Additional material. 5 ♂, 5 ♀ (teneral), same data as holotype, 22.xi. 2013; 2 ♂, 3 ♀ (teneral), Nong Hin, Suan Sawan (tufa stream), 676 m, 17.0596 °N, 101.7421 °E, 26.xi. 2013, netted, A.R. Plant; 2 ♀ (teneral), Phu Suan Sai NP, Tat Mueng, by w/f, 560 m, 17.561 °N, 100.991 °E, netted, A.R. Plant ( QSBG & NMWC).

Etymology. The specific epithet is a contraction of the Thai nam tok hin poon meaning tufa (literally ‘limestone waterfall’) in reference to the species’ clear preference for tufa habitats. It is used as a noun in apposition.

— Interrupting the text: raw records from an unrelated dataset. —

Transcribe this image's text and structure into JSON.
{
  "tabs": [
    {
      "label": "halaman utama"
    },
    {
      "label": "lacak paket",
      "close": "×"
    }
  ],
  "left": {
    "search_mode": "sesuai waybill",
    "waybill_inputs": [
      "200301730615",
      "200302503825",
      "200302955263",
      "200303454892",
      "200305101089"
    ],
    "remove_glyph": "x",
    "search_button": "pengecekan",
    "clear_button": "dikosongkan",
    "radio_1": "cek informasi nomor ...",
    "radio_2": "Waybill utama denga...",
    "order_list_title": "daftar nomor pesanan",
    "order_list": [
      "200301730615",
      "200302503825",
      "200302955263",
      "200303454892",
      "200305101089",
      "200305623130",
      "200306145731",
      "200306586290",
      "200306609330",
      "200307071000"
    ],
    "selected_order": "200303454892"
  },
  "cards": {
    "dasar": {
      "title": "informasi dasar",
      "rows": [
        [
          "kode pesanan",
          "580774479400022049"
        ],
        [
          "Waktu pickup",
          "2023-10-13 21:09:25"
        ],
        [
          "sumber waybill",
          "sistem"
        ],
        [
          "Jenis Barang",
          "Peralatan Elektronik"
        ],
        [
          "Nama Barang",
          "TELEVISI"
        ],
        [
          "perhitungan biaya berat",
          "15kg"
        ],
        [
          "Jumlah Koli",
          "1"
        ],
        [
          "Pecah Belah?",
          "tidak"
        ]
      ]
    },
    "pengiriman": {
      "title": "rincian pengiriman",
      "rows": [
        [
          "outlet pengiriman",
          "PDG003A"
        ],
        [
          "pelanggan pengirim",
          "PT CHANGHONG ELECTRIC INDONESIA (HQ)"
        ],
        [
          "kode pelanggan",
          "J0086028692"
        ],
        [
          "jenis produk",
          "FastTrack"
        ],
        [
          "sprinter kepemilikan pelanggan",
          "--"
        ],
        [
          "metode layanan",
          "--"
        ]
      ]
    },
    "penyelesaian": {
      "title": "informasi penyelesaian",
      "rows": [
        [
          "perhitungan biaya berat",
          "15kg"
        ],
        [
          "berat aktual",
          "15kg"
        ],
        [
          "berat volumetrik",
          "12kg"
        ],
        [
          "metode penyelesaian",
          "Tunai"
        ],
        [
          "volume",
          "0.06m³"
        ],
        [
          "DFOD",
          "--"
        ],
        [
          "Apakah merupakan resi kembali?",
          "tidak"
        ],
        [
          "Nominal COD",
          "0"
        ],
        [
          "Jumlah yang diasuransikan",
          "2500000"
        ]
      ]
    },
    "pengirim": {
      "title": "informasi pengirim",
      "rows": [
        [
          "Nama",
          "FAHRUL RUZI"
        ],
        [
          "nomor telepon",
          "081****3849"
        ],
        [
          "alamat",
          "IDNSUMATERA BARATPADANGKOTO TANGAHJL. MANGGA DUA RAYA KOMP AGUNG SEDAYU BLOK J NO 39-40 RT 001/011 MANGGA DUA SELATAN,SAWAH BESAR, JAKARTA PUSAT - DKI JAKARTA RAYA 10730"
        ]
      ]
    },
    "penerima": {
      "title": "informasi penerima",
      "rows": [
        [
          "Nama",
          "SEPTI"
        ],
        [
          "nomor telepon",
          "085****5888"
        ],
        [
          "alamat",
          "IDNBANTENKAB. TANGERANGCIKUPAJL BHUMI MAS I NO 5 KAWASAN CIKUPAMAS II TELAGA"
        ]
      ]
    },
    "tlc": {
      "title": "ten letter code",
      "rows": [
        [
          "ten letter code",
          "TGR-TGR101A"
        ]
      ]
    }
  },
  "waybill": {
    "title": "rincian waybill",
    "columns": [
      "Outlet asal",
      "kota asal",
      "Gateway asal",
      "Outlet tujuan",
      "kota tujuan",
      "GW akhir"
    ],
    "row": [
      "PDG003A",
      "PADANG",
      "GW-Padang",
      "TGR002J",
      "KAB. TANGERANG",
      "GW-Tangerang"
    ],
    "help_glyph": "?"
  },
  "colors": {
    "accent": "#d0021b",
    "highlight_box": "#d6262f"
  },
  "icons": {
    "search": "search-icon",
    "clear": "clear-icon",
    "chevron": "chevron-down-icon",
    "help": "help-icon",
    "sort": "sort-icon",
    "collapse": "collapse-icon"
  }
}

Remarks. This species may be distinguished from other predominantly yellow species of Hemerodromia  occurring in Thailand by its complex crenate cercus and elongate epandrium which bears a very strong apical bristle. All but one of the 39 specimens of H. namtokhinpoon  sp. nov. examined were taken in close proximity to basic and mineral rich tufa streams ( Fig. 90View FIGURES 82 – 90) in Loei Province, northeast Thailand. (Suan Hom, conductivity 414 µS/cm 2, pH 8.08; Suan Sawan conductivity 418 µS/cm 2, pH 7.84). The two specimens from Tat Mueng were captured from a basic (pH 7.21), but less mineralised stream (conductivity 77 µS/cm 2), lacking in tufa formations. The tufa streams inhabited by H. namtokhinpoon  sp. nov. flow through predominantly dry forest biotopes at low elevation (560–627 m). Adults have been captured in late November during the cool dry season.